Il Futuro di Rovigo.....O SI PUNTA SULLE ECONOMIE LOCALI O CI SI PROSTRA AI DISEGNI CHE ALTRI HANNO DECISO

Guido Romanin (candidato lista Idea provincia di Rovigo; Terra a Nordest)

La provincia di Rovigo si caratterizza per le ampie estensioni di terreni agricoli e per il delta del fiume Po che costituisce una delle zone umide più importanti d’Europa. Il consumo di suolo che ha caratterizzato negli anni passati il Nord-Est, è stato meno invasivo nella nostra provincia e questa ricchezza andrebbe dunque valorizzata. Accade però che qualcuno, da qualche parte, ha deciso che il Polesine dovrà diventare un distretto energetico ed una “piattaforma” portuale-industriale.

Da qualche anno, infatti, molti dei 50 Comuni della provincia, sono interessati da richieste di autorizzazioni di centrali a turbogas, biomasse o quant’altro per la produzione di energia elettrica. Così abbiamo le turbogas di Cona (ai confini) e Loreo, le biomasse di Bagnolo, Loreo, Villanova, Calto, Rovigo ecc. La nostra proposta, a questo proposito, è che si ponga in atto subito una moratoria delle autorizzazioni di simili impianti e che si istituisca un Tavolo, con Agenda 21, in cui si vada a definire il Polesine che vogliamo per il futuro, con un disegno strategico, armonico e quanto più condiviso tra le diverse parti sociali.

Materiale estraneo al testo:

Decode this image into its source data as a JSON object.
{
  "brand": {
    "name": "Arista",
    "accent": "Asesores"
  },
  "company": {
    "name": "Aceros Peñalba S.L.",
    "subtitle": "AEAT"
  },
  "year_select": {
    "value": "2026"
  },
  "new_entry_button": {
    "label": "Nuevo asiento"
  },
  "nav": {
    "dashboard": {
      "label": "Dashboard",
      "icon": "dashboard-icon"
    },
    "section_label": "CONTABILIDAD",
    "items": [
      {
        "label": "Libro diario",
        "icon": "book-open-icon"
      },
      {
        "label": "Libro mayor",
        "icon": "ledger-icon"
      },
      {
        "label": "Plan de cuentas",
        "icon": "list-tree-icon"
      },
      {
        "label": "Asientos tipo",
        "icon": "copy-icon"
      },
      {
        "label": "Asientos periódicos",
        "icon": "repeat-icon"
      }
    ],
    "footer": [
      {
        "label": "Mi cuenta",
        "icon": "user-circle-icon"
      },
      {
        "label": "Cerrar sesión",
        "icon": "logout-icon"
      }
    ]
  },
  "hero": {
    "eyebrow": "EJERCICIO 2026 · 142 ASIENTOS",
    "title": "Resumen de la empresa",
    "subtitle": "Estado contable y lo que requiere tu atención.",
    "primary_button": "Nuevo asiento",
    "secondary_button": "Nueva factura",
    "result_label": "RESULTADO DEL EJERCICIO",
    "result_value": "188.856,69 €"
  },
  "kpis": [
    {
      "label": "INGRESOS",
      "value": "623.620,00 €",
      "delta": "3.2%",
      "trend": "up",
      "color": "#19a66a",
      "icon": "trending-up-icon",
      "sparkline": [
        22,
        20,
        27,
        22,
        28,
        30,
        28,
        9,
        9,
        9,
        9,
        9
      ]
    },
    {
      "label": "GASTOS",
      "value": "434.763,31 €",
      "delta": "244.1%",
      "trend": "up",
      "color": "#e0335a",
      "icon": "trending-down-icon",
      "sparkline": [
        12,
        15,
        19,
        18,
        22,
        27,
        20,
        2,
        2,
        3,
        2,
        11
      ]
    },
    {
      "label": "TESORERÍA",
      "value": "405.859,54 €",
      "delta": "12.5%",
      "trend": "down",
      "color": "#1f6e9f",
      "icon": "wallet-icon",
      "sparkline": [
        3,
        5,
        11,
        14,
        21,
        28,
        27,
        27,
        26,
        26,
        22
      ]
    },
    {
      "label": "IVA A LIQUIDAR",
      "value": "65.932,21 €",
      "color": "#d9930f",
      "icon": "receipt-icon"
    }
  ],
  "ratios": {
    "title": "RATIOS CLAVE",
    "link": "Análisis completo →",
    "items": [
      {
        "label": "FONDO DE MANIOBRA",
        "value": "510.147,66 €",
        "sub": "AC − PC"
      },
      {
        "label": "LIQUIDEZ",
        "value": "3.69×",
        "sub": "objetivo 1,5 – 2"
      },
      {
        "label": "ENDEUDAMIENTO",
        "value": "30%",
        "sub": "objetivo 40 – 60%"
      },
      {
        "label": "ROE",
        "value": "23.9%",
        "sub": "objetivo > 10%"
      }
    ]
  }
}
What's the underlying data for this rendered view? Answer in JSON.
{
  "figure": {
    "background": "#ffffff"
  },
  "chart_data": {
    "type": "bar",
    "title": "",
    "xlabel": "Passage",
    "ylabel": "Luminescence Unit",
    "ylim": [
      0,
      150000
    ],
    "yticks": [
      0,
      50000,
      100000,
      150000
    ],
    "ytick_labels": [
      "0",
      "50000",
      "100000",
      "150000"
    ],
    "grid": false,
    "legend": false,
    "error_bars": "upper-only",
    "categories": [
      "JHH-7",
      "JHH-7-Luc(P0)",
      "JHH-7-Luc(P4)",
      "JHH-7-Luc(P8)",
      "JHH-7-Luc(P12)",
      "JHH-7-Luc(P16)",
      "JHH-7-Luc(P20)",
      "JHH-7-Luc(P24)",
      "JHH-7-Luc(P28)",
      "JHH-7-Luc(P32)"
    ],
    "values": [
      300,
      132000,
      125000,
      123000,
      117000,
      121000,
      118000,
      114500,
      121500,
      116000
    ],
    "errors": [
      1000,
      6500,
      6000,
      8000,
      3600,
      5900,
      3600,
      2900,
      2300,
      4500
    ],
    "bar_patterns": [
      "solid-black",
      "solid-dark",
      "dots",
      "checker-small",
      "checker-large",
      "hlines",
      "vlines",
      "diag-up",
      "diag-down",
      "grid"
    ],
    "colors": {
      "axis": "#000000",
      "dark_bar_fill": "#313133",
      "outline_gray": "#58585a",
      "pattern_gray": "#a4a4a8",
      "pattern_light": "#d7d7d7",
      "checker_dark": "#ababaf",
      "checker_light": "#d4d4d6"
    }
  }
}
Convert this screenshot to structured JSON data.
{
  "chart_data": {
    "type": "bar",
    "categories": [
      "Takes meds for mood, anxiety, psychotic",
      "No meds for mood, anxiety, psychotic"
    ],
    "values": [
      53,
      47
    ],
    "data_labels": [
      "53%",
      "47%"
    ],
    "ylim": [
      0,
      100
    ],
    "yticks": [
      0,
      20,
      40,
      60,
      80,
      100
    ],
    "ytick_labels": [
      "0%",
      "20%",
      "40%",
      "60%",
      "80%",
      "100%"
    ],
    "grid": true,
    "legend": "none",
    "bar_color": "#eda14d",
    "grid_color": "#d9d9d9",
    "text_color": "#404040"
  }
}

Ma l’aspetto più paradossale è quello che accade nel Delta del Po: lì infatti c’è un parco, il Parco del Delta del Po (anche se dai confini risicati e incerti), istituito con legge regionale; ci sono zone di protezione speciale e zone di interesse Comunitario e l’intera area è tutelata dall’Unesco come “Patrimonio dell’Umanità”. Orbene, in questa stessa zona si pratica la caccia; insiste una centrale termoelettrica alimentata a olio combustibile e in attesa di essere trasformata a carbone; si è creata un’area portuale-industriale di 650 ettari (Ca’ Cappello) e, al largo della costa, si è posizionato un rigassificatore da 8 miliardi di mc/anno e si vogliono fare altre strutture off-shore per la rottura di carico delle navi e altre a sostegno della centrale a carbone.

Come potranno convivere le attività economiche di vocazione della zona che sono l’agricoltura di qualità, la pesca e il turismo con tutto ciò?
Il riso biologico del Delta con le ricadute e i fumi della Centrale?; la pesca con gli scarichi del rigassificatore e con il riscaldamento delle acque intorno alla Centrale? Il turismo con tutti questi impianti? Come potrà mai decollare tutta l’economia che solitamente ruota attorno ad aree turistiche e di visitazione come questa?

E allora delle due l’una: o si punta sulle economie locali o ci si prostra ai disegni “esterni” che altri hanno deciso per noi.